GreaterJourneyThe Greater Journey: Americans in Paris
David McCullough
Simon & Schuster, 578 pages
Kindle Edition $12.38, Amazon Paperback $14.66

This book delivers what it promises. It recounts the story of Americans in Paris. In particular, it is the story of Americans in Paris in the second half of the nineteenth century. McCullough writes about Samuel F.B. Morse, James Fenimore Cooper, the painter George Catlin, P.T. Barnum, and many others who spent time in France. I certainly learned a number of things that I didn’t know, including the fact that Samuel F.B. Morse was first a painter, and only gave up painting when the telegraph caught on.

France in the second half of the nineteenth century wasn’t necessarily a stable place politically. The government underwent multiple coups and revolutions in that period, and McCullough necessarily describes those events and how they affected the Americans living in France when they occurred. Which brings me to the question of why I read the book in the first place. The political history of France doesn’t much interest me, and the expatriates living in Paris about whom I want to read are those who were there in the twentieth century between the two world wars: the Ernest Hemmingways  and the Gertrude Steins.
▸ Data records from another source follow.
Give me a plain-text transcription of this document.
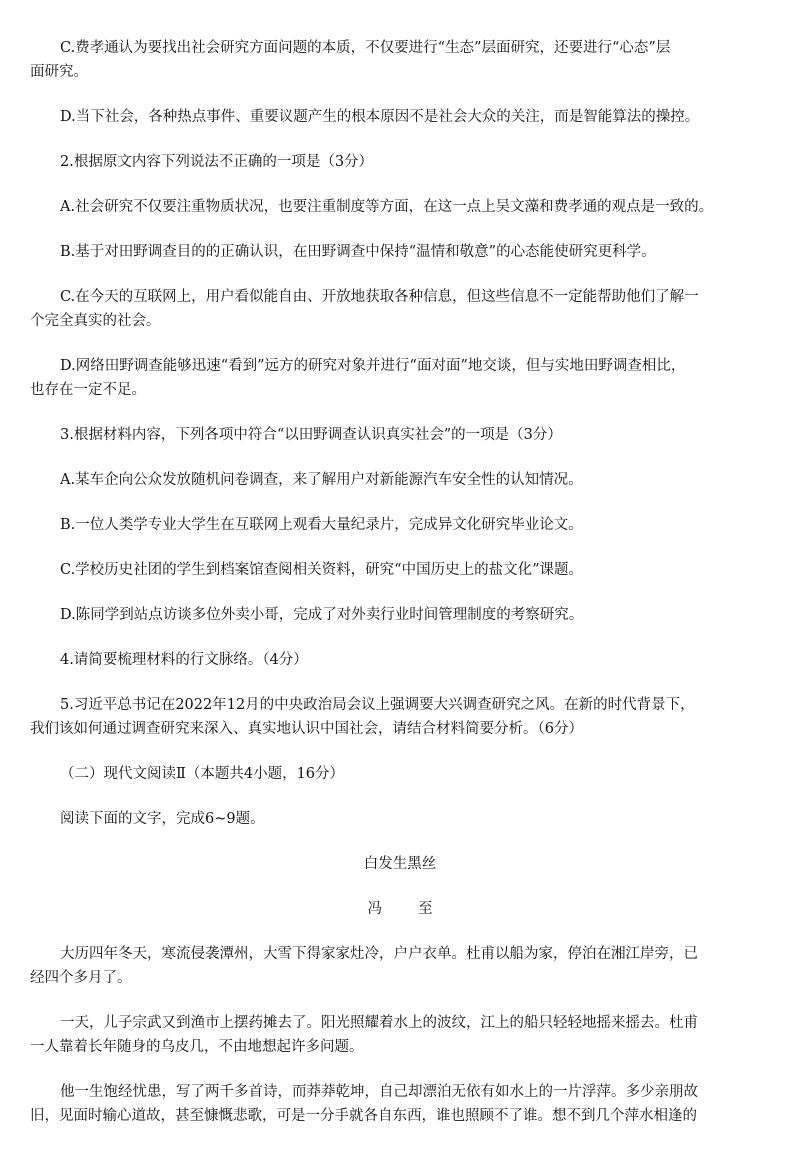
C.费孝通认为要找出社会研究方面问题的本质，不仅要进行“生态”层面研究，还要进行“心态”层

面研究。

D.当下社会，各种热点事件、重要议题产生的根本原因不是社会大众的关注，而是智能算法的操控。

2.根据原文内容下列说法不正确的一项是（3分）

A.社会研究不仅要注重物质状况，也要注重制度等方面，在这一点上吴文藻和费孝通的观点是一致的。

B.基于对田野调查目的的正确认识，在田野调查中保持“温情和敬意”的心态能使研究更科学。

C.在今天的互联网上，用户看似能自由、开放地获取各种信息，但这些信息不一定能帮助他们了解一

个完全真实的社会。

D.网络田野调查能够迅速“看到”远方的研究对象并进行“面对面”地交谈，但与实地田野调查相比，

也存在一定不足。

3.根据材料内容，下列各项中符合“以田野调查认识真实社会”的一项是（3分）

A.某车企向公众发放随机问卷调查，来了解用户对新能源汽车安全性的认知情况。

B.一位人类学专业大学生在互联网上观看大量纪录片，完成异文化研究毕业论文。

C.学校历史社团的学生到档案馆查阅相关资料，研究“中国历史上的盐文化”课题。

D.陈同学到站点访谈多位外卖小哥，完成了对外卖行业时间管理制度的考察研究。

4.请简要梳理材料的行文脉络。（4分）

5.习近平总书记在2022年12月的中央政治局会议上强调要大兴调查研究之风。在新的时代背景下，

我们该如何通过调查研究来深入、真实地认识中国社会，请结合材料简要分析。（6分）

（二）现代文阅读Ⅱ（本题共4小题，16分）

阅读下面的文字，完成6~9题。

白发生黑丝

冯 至

大历四年冬天，寒流侵袭潭州，大雪下得家家灶冷，户户衣单。杜甫以船为家，停泊在湘江岸旁，已

经四个多月了。

一天，儿子宗武又到渔市上摆药摊去了。阳光照耀着水上的波纹，江上的船只轻轻地摇来摇去。杜甫

一人靠着长年随身的乌皮几，不由地想起许多问题。

他一生饱经忧患，写了两千多首诗，而莽莽乾坤，自己却漂泊无依有如水上的一片浮萍。多少亲朋故

旧，见面时输心道故，甚至慷慨悲歌，可是一分手就各自东西，谁也照顾不了谁。想不到几个萍水相逢的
I suppose I had this feeling that I “needed” to read a David McCullough book. Certainly McCullough has a clear, solid prose style, but it’s not writing I admire for the writing’s sake. The book is well-researched. It may appear intimidating at 578 pages, but perhaps forty percent of the book is the back matter. There are also several places where the text is interrupted for several pages of pictures.

Still, if the subject matter interests you, you will not be disappointed. As for me, I’ve read my McCullough and I’m moving on.


One Comment on “The Greater Journey”

  1. Tahoe Mom says:

    I preferred McCullough’s 1776 and John Adams. 1776 was hard to put down — I needed to keep reading in order to get Washington off that hill or across that river or wherever he needed to go to get away from the British.